# NFS with sync result in horrible performance drops.

## dE_logics

I'm doing heavy stuff with NFS, like putting a VirtualBox hard drives (vid) on the share and running the OS installed in it, unsquashing FS etc... and soon I'll be network booting,

During unsquash and with the async options, I get i/o errors after which the unsquashing stops. Lowering the rsize,wsize solves the problem partially (I cant turn it to below 24), i.e. it will fail but after sometime.

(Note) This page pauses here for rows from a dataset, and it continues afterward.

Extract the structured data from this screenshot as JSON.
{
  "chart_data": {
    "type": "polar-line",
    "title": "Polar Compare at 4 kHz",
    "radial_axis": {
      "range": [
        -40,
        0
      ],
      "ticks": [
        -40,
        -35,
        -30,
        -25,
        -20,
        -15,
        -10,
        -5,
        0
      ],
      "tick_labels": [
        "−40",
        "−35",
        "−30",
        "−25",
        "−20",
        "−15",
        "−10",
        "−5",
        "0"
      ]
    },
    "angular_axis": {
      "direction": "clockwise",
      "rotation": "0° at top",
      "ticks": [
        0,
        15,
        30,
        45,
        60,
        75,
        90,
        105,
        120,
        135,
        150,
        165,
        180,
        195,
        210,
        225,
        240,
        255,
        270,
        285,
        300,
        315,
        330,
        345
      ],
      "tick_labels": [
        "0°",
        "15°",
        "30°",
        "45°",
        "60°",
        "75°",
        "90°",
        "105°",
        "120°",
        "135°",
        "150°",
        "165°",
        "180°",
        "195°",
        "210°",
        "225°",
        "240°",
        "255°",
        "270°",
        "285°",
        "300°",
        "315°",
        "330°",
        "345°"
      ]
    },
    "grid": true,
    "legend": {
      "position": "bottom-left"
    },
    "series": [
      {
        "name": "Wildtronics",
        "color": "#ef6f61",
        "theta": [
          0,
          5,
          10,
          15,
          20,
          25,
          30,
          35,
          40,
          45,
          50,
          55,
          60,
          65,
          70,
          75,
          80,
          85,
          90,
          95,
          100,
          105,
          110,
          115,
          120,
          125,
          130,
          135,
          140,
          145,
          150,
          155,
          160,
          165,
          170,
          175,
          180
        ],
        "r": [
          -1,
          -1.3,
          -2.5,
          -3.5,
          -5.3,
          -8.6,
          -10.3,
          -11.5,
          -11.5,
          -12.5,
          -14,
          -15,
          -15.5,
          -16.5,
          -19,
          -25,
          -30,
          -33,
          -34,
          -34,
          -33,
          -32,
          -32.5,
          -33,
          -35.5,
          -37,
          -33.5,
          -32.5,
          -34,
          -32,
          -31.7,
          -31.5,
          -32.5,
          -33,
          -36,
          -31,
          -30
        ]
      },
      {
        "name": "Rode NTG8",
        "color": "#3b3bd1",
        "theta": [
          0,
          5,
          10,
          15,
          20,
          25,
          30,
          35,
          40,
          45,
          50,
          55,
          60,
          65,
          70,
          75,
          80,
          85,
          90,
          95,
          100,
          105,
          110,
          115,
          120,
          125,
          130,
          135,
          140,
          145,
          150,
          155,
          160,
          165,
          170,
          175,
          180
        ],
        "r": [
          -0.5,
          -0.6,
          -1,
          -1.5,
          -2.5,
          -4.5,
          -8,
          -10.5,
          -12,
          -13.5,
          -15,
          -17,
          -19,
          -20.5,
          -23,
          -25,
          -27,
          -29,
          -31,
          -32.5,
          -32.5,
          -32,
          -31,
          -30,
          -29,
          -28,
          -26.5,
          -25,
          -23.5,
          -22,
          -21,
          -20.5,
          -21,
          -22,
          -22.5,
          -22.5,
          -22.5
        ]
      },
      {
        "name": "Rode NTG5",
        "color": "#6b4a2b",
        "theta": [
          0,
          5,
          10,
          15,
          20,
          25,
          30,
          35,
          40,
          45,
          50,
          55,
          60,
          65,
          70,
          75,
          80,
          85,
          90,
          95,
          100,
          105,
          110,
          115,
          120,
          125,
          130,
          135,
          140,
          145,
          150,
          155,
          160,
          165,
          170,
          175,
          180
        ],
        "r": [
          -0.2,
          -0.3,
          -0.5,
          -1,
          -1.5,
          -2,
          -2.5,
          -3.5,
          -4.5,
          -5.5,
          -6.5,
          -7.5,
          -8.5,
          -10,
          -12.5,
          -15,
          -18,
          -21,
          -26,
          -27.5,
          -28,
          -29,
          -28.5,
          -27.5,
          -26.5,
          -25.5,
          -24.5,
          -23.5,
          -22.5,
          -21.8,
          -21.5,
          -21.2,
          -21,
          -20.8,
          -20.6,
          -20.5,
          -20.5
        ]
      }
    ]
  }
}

The consequence of using sync is it halves the performance, so I'm very keen to use async.

----------

## dE_logics

No one knows?

----------

## Hu

Poor NFS performance with sync is expected.  Do not use it unnecessarily.  It sounds like you have two problems.  First, you put some content on the NFS server that ought not be there.  Second, you have some serious network reliability issues if you cannot even move 24 byte NFS packets without experiencing errors.  What kind of transport layer are you using?  Are you doing NFS over UDP or TCP?

----------

## dE_logics

TCP

----------

## dE_logics

I had the soft mount option applied, as a result the nfs client implementation dropped requests after they timed out.

----------

## Hu

Use hard mounts and fix your network not to drop so much traffic.  Failing to transmit packets that are fewer than 32 bytes of application data is a major problem.

----------